Wednesday, October 16, 2013
TBE Bar/Bat Mitzvah Commentary: Matthew Greenbaum on Lech Lecha
Everyone knows that I am a big Yankees fan, and I can tell you that the Rabbi is an even bigger Red Sox fan. I am kind of relieved that the Yankees didn’t do as well as the Red Sox this year because I was nervous that the Rabbi would give me a hard time.
Let me start by quoting Jackie Robinson, one of the greatest baseball players, who also happened to have lived here in Stamford, "Life is not a spectator sport. If you're going to spend your whole life in the grandstand just watching what goes on, in my opinion you're wasting your life."
So what does this quote have to do with todays torah portion?
The portion starts with G-d telling Abraham to, “Lech Lecha,” “go forth from your native land to a land that I will show you.”
According to a Midrash, Abraham lived among idol worshipers, and in fact his dad owned an idol shop. Abraham thought it was weird that people were worshiping objects made by human hands. He had a different view and started to ask questions. The more he asked, the more he was convinced that idols couldn't be gods. He wondered: How could it be possible that all the beautiful things in the world could have come from an idol, which was made recently in his father's shop? As a result he was labeled a troublemaker and eventually put in prison for his ideas.
If Abraham was not willing to actively stand up for his belief in one g-d, he would have lived out his life in the city of Ur and his beliefs would have died with him. He would not have become the leader of the Jewish people, and I probably wouldn’t be giving this speech.
The name Lech Lecha, means “go for yourself.” I think this means that unless you are willing to leave your comfort zone and try new things you will not be able to grow and reach your full potential.
For me, I would rather be in the field playing, and risking making a mistake and the possibility of letting my team down, than taking the safer route of sitting on the bench or even worse not playing at all.
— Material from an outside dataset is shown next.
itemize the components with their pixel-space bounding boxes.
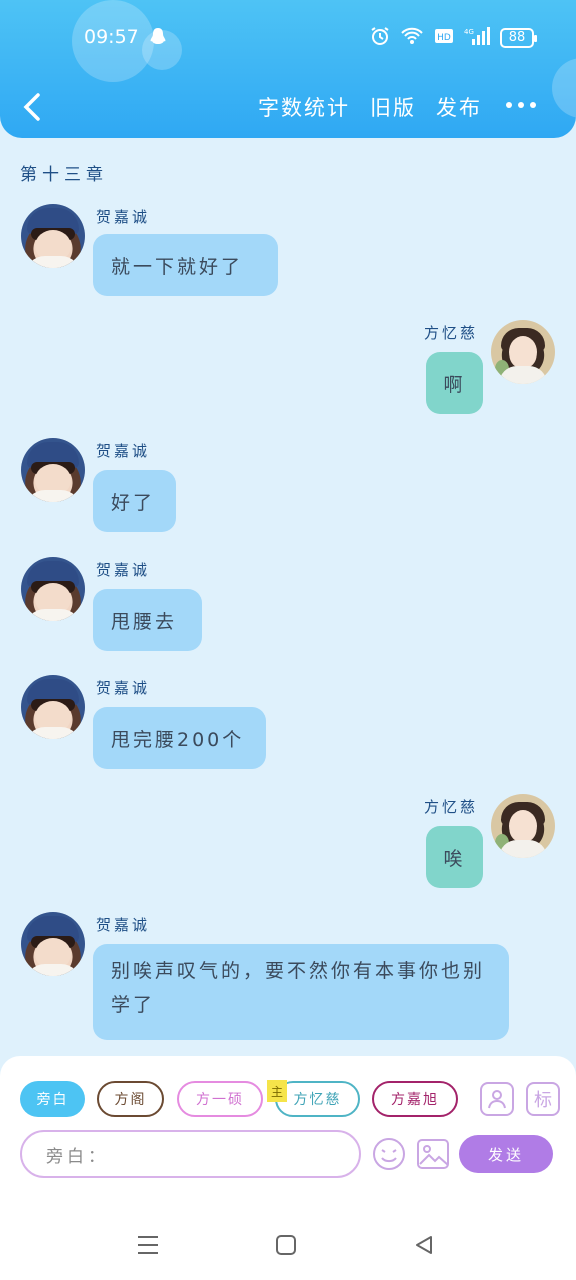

One of the reasons why God chose Abraham to be the leader of the Jewish people was because of his ability to resist the peer pressure to start worshiping idols. But his followers were not as strong as him, so Abraham needed to take them away to a place where there wouldn’t be as many bad influences. G-d chose Abraham to be the father of a great nation because of his action on behalf his beliefs.
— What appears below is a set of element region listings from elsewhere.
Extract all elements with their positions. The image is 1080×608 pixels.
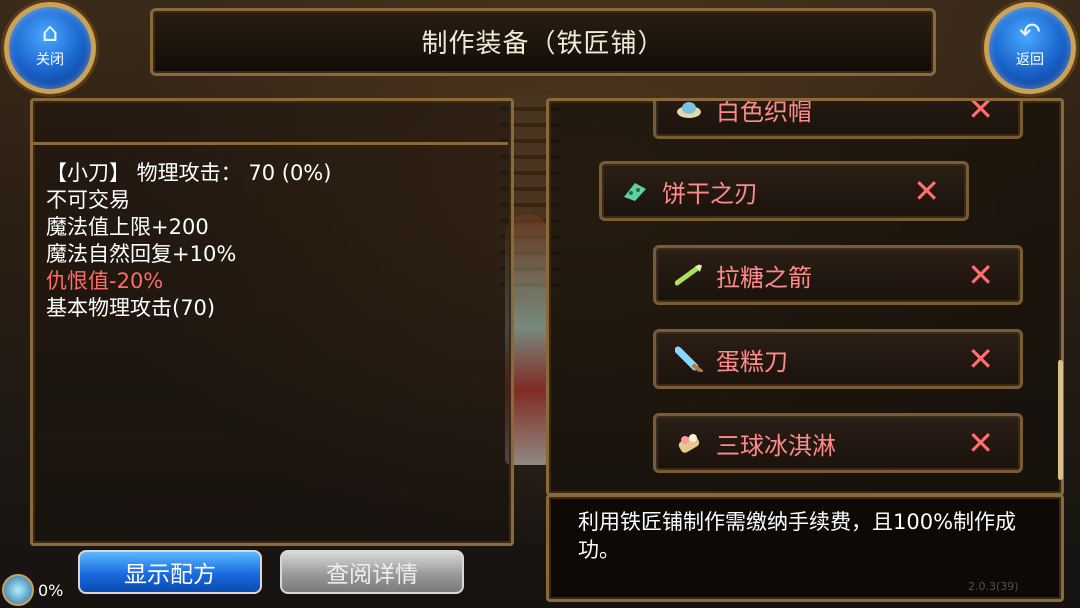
recipe-list-panel[interactable]: 白色织帽 ✕ 饼干之刃 ✕ 拉糖之箭 ✕ 蛋糕刀 ✕ 三球冰淇淋 ✕ (546, 98, 1064, 496)
candy-arrow-icon (674, 260, 704, 290)
page-title: 制作装备（铁匠铺） (421, 28, 665, 59)
recipe-item[interactable]: 白色织帽 ✕ (653, 98, 1023, 139)
version-label: 2.0.3(39) (968, 580, 1019, 593)
recipe-item[interactable]: 三球冰淇淋 ✕ (653, 413, 1023, 473)
stat-max-mana: 魔法值上限+200 (46, 215, 209, 239)
recipe-item-label: 饼干之刃 (662, 179, 758, 208)
stat-hatred: 仇恨值-20% (46, 269, 164, 293)
stat-untradeable: 不可交易 (46, 188, 130, 212)
remove-icon[interactable]: ✕ (913, 172, 940, 210)
item-stats: 【小刀】 物理攻击： 70 (0%) 不可交易 魔法值上限+200 魔法自然回复… (46, 160, 496, 322)
stat-attack: 【小刀】 物理攻击： 70 (0%) (46, 161, 332, 185)
recipe-item-label: 白色织帽 (716, 98, 812, 126)
recipe-item[interactable]: 拉糖之箭 ✕ (653, 245, 1023, 305)
recipe-item-label: 三球冰淇淋 (716, 431, 836, 460)
remove-icon[interactable]: ✕ (967, 340, 994, 378)
close-button[interactable]: ⌂ 关闭 (4, 2, 96, 94)
item-detail-header (30, 98, 508, 145)
home-icon: ⌂ (41, 18, 59, 48)
description-text: 利用铁匠铺制作需缴纳手续费，且100%制作成功。 (578, 510, 1017, 562)
cookie-blade-icon (620, 176, 650, 206)
stat-base-attack: 基本物理攻击(70) (46, 296, 216, 320)
recipe-item[interactable]: 饼干之刃 ✕ (599, 161, 969, 221)
return-arrow-icon: ↶ (1019, 18, 1041, 48)
show-recipe-button[interactable]: 显示配方 (78, 550, 262, 594)
remove-icon[interactable]: ✕ (967, 101, 994, 128)
back-button-label: 返回 (1016, 52, 1044, 68)
ice-cream-icon (674, 428, 704, 458)
remove-icon[interactable]: ✕ (967, 424, 994, 462)
cake-knife-icon (674, 344, 704, 374)
progress-indicator: 0% (2, 574, 63, 606)
recipe-list-scrollbar[interactable] (1058, 360, 1063, 480)
back-button[interactable]: ↶ 返回 (984, 2, 1076, 94)
recipe-item[interactable]: 蛋糕刀 ✕ (653, 329, 1023, 389)
recipe-item-label: 蛋糕刀 (716, 347, 788, 376)
stat-mana-regen: 魔法自然回复+10% (46, 242, 237, 266)
progress-text: 0% (38, 580, 64, 600)
remove-icon[interactable]: ✕ (967, 256, 994, 294)
progress-orb-icon (2, 574, 34, 606)
hat-icon (674, 101, 704, 124)
view-details-button[interactable]: 查阅详情 (280, 550, 464, 594)
close-button-label: 关闭 (36, 52, 64, 68)
recipe-item-label: 拉糖之箭 (716, 263, 812, 292)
The question then becomes, why didn't God have him stay and fight for his beliefs and try to get the people to change their ways?
I think this quote from Rashi sums it up.
Oy l’rasha, oy lish’chay’noh,” Woe to the wicked one, and woe to his neighbor.”
In other words, people who live among bad people will also become bad.
God was trying to teach a lesson. When you are faced with a situation where people are unwilling to change, there isn’t anything that a person can do and sometimes it is better to walk away. Abraham was in this situation and he left.
You need to go away from bad influences.
I can relate this in so many ways. For example, if I am surrounded with people that are not trying their hardest, I may be tempted to slack off. Fortunately that NEVER happens to me!
One of the things I like best (besides sports) is to travel. I always want to leave and go somewhere. One of the reasons why I like to travel is because of the many experiences and events that occur. I’ve learned through my trips that every journey to a place far away is also a trip that helps me to learn more about who I am and where I come from.
That’s why I am really looking forward to going on the class trip to Israel, which will be my biggest adventure yet.
Now lets come back to the topic of leaving your comfort zone. Over the summer my family hosted two Druze boys who came to the U.S. with the IDF widows and orphans organization. Druses are non Muslim Arabs that live in and support Israel. They were thirteen years old like me. I really respected the fact that they left the comfort of home to come to a place where they barely spoke the language.
So here is some advice, next time you have the choice between siting in the grandstands and playing in the field, chose to go to the field.
For my Mitzvah project, I will be volunteering at the friendship circle this year. The annual kick off event, Friendship Day, will take place tomorrow morning at Chabad, please join me there. For those of you who don’t know, the friendship circle pair’s teens and children with special needs.